Cordéis... lírios... delírios... cor de lírios... Ou apenas mais um lugar (comum?!) onde dou vez e cor aos meus delírios!

sexta-feira, 9 de maio de 2014

Contornos dissolventes


Já estava anoitecendo e o tráfego aumentava. No sinal fechado algo incomum quebrava a normalidade daquela rua. Não, não é ao trânsito que me refiro, este apesar de maluco já fora incorporado à nossa rotina, já fora acomodado à nossa retina. O que destoava do banal naquela noite tratava-se de alguns círculos e espirais brancas desenhadas no asfalto preto. Mais a frente uma criança, com o rosto quase colado ao chão, estava a rodar enquanto com um giz riscava a superfície do betume ainda quente do calor infernal que fizera àquela tarde. Em meio a confusão do trânsito a criança fazia seus riscos e corria alguns riscos em meio ao trânsito. Em transe, os traços brancos eram desenhados enquanto ela girava em torno de si própria, criando contorno e pintando o chão de branco. Era o início do universo: o escuro do espaço começava a ser preenchido pela explosão do big bang, estrelas brancas se desprendiam da órbita da criança supernova sempre a girar e a girar. Motoristas colocavam a cabeça para fora de seus casulos de metal no intuito de vociferar algum impropério. A criança parecia não escutava o que gritavam, havia apenas vácuo entre elas, e continuava a girar e girar colorindo o seu chão de cometas.
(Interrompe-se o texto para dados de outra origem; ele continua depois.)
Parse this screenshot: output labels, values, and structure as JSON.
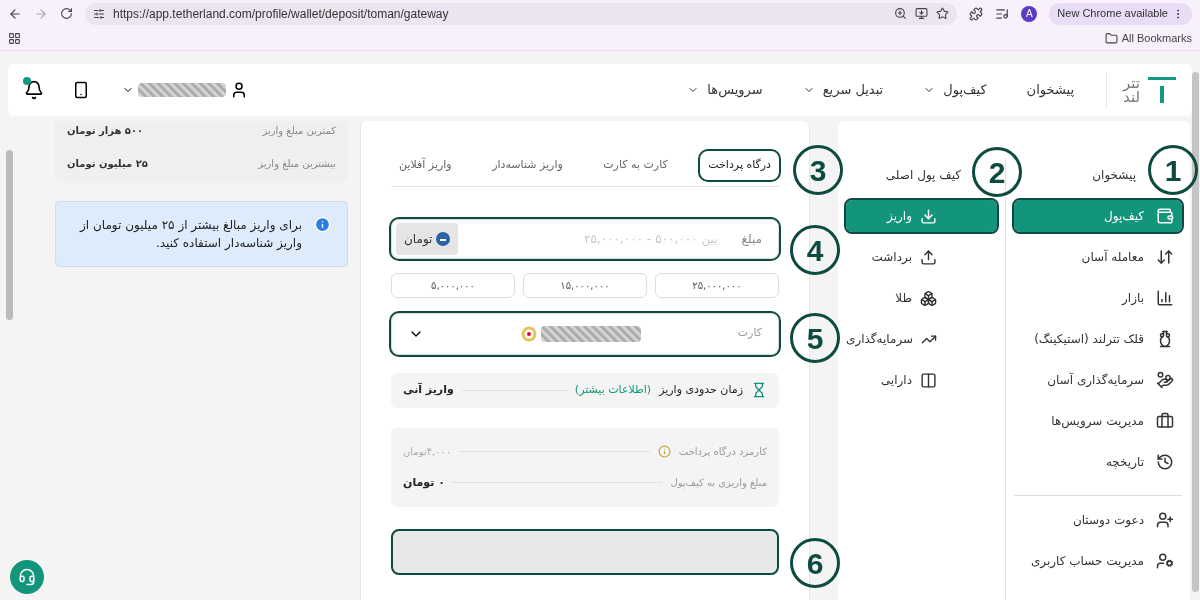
{
  "browser": {
    "url": "https://app.tetherland.com/profile/wallet/deposit/toman/gateway",
    "profile_initial": "A",
    "update_button": "New Chrome available",
    "bookmarks": "All Bookmarks"
  },
  "header": {
    "logo": [
      "تتر",
      "لند"
    ],
    "notification_dot": true,
    "nav": [
      {
        "label": "پیشخوان",
        "dropdown": false
      },
      {
        "label": "کیف‌پول",
        "dropdown": true
      },
      {
        "label": "تبدیل سریع",
        "dropdown": true
      },
      {
        "label": "سرویس‌ها",
        "dropdown": true
      }
    ]
  },
  "sidebar": {
    "items": [
      {
        "label": "پیشخوان",
        "selected": false
      },
      {
        "label": "کیف‌پول",
        "selected": true
      },
      {
        "label": "معامله آسان",
        "selected": false
      },
      {
        "label": "بازار",
        "selected": false
      },
      {
        "label": "قلک تترلند (استیکینگ)",
        "selected": false
      },
      {
        "label": "سرمایه‌گذاری آسان",
        "selected": false
      },
      {
        "label": "مدیریت سرویس‌ها",
        "selected": false
      },
      {
        "label": "تاریخچه",
        "selected": false
      }
    ],
    "bottom_items": [
      {
        "label": "دعوت دوستان"
      },
      {
        "label": "مدیریت حساب کاربری"
      }
    ]
  },
  "submenu": {
    "title": "کیف پول اصلی",
    "items": [
      {
        "label": "واریز",
        "selected": true
      },
      {
        "label": "برداشت",
        "selected": false
      },
      {
        "label": "طلا",
        "selected": false
      },
      {
        "label": "سرمایه‌گذاری",
        "selected": false
      },
      {
        "label": "دارایی",
        "selected": false
      }
    ]
  },
  "tabs": [
    {
      "label": "درگاه پرداخت",
      "selected": true
    },
    {
      "label": "کارت به کارت",
      "selected": false
    },
    {
      "label": "واریز شناسه‌دار",
      "selected": false
    },
    {
      "label": "واریز آفلاین",
      "selected": false
    }
  ],
  "amount_field": {
    "label": "مبلغ",
    "placeholder": "بین ۵۰۰,۰۰۰ - ۲۵,۰۰۰,۰۰۰",
    "currency": "تومان"
  },
  "presets": [
    "۲۵,۰۰۰,۰۰۰",
    "۱۵,۰۰۰,۰۰۰",
    "۵,۰۰۰,۰۰۰"
  ],
  "card_select": {
    "label": "کارت"
  },
  "eta": {
    "label": "زمان حدودی واریز",
    "link": "(اطلاعات بیشتر)",
    "value": "واریز آنی"
  },
  "summary": [
    {
      "label": "کارمزد درگاه پرداخت",
      "value": "۴,۰۰۰تومان",
      "muted": true,
      "info": true
    },
    {
      "label": "مبلغ واریزی به کیف‌پول",
      "value": "۰ تومان",
      "muted": false,
      "info": false
    }
  ],
  "submit": {
    "disabled": true
  },
  "limits": [
    {
      "label": "کمترین مبلغ واریز",
      "value": "۵۰۰ هزار تومان"
    },
    {
      "label": "بیشترین مبلغ واریز",
      "value": "۲۵ میلیون تومان"
    }
  ],
  "alert": "برای واریز مبالغ بیشتر از ۲۵ میلیون تومان از واریز شناسه‌دار استفاده کنید.",
  "annotations": [
    "1",
    "2",
    "3",
    "4",
    "5",
    "6"
  ]
}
Na mão direita empunhava em riste o giz, com a outra mão colada ao peito carregava uma pequena garrafa que continha no seu interior algum solvente. O menino ainda a girar e a girar esforçava-se para marcar sua existência já tão apagada, com essa ação talvez quisesse apenas que o mundo girasse em torno de si por alguns minutos, que alguém o visse,  o notasse. Uma criança negra, vestida aos trapos, cheirando cola queria criar seu próprio universo, ou pelo menos seus próprios contornos, para que assim deixasse de ser invisível. No dia seguinte passei pela mesma rua: não havia mais círculos no chão, as marcas já tinham sido apagadas. Uma tontura me abateu em cheio.